Doctors say that school-aged children are less prone to serious complications and hospitalizations from coronavirus than adults are. However, parents and students might still have some concerns. Doctors say there are ways to prepare at home to help minimize risk at school.

This is how schools were before the pandemic. Now, with students preparing to return to school in the fall, we don’t know yet what it will look like.

“We are in a situation in North Dakota where our COVID-19 cases are relatively lower that we can move forward into starting life back to a more new normal. I don’t have any concerns with the schools opening at this time,” said pediatrician at Mid Dakota Clinic Amy Juelson.

Juelson’s kids will be heading off to school along with the rest of North Dakota’s students.
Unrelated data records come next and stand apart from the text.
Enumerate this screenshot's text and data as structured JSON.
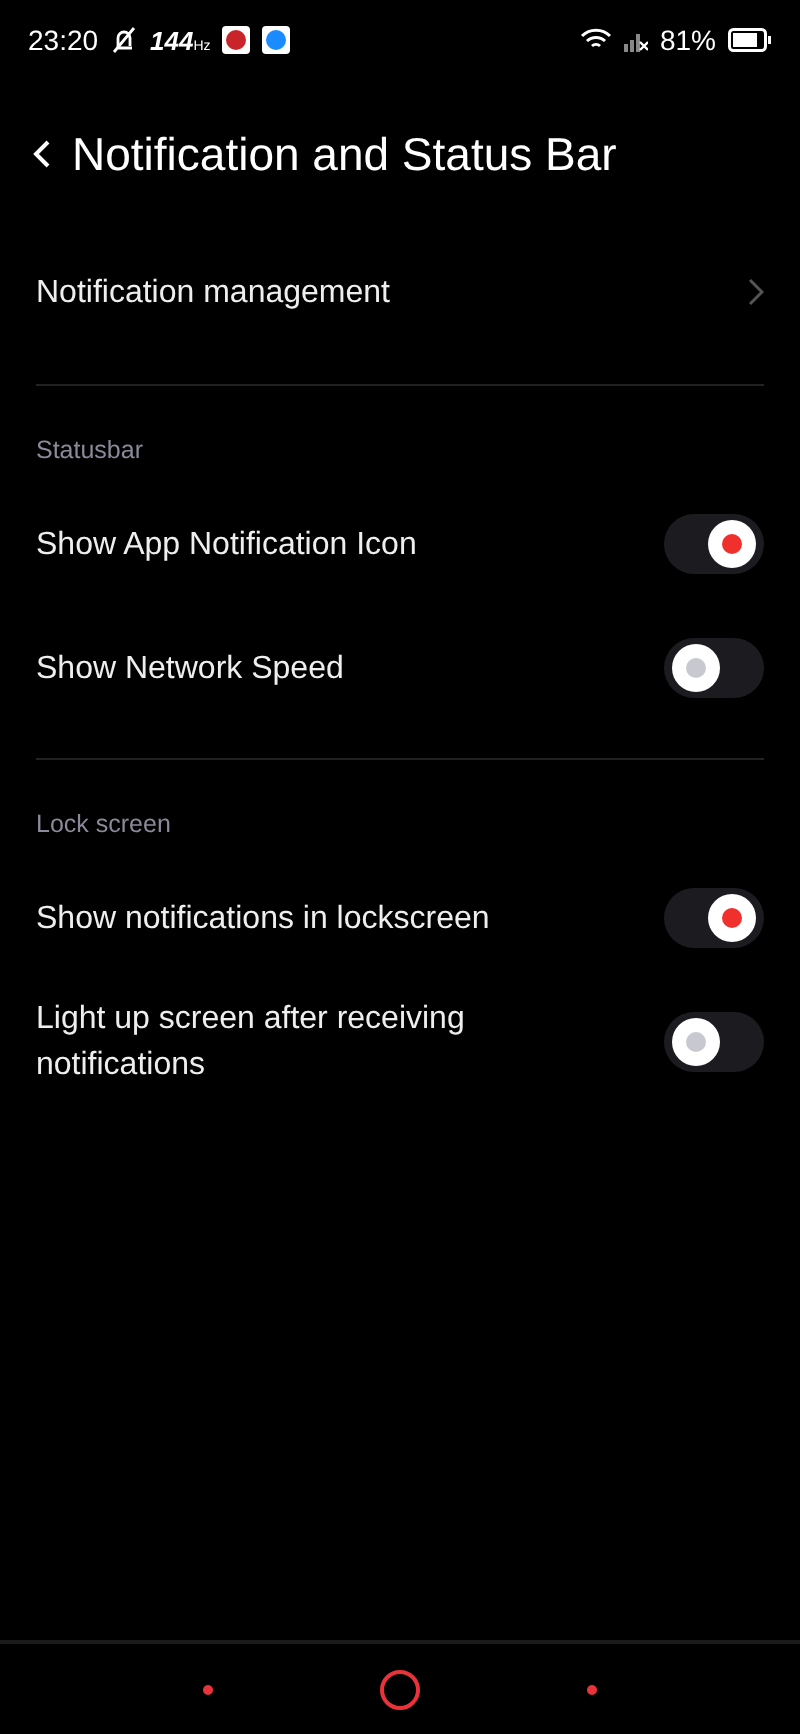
{
  "status_bar": {
    "time": "23:20",
    "refresh_rate": "144",
    "refresh_unit": "Hz",
    "battery": "81%"
  },
  "header": {
    "title": "Notification and Status Bar"
  },
  "top_items": [
    {
      "label": "Notification management"
    }
  ],
  "sections": [
    {
      "title": "Statusbar",
      "rows": [
        {
          "label": "Show App Notification Icon",
          "on": true
        },
        {
          "label": "Show Network Speed",
          "on": false
        }
      ]
    },
    {
      "title": "Lock screen",
      "rows": [
        {
          "label": "Show notifications in lockscreen",
          "on": true
        },
        {
          "label": "Light up screen after receiving notifications",
          "on": false
        }
      ]
    }
  ]
}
As a pediatrician and mother, she says parents should expect a rise in respiratory illnesses in the fall.

“We realistically should expect that we’re going to have viral illnesses and that COVID will be a part of it,” Juelson said.

She says students exhibiting signs of illness should stay home and away from other children. She says there’s no need to bring your child to the doctor unless their symptoms persist for more than five days. If a classmate tests positive, she says to follow the school’s protocol.

CHI St. Alexius Family Physician Laura Archuleta says schools are more prepared to fight back against COVID than they were in spring.

“I myself am a parent and I have a middle schooler and two high schoolers. And, we have come to the conclusion that there is a risk from the virus but there’s also a risk to leaving our students at home,” Laura Archuleta said.

She says it’s important to prepare your child by setting a good example. Teach your students to properly wear a mask, wash hands, avoid touching their faces and maintain social distance by doing so yourself.

“As a parent, I do feel like it’s okay to send my kids back,” Archuleta said.

Both Archuleta and Juelson agree that returning to class comes with its own health benefits like stability, community, face-to-face interaction and education.

Doctors say that if your child is at a higher risk of complications from the virus, you should speak with your school to see if there are safer learning alternatives.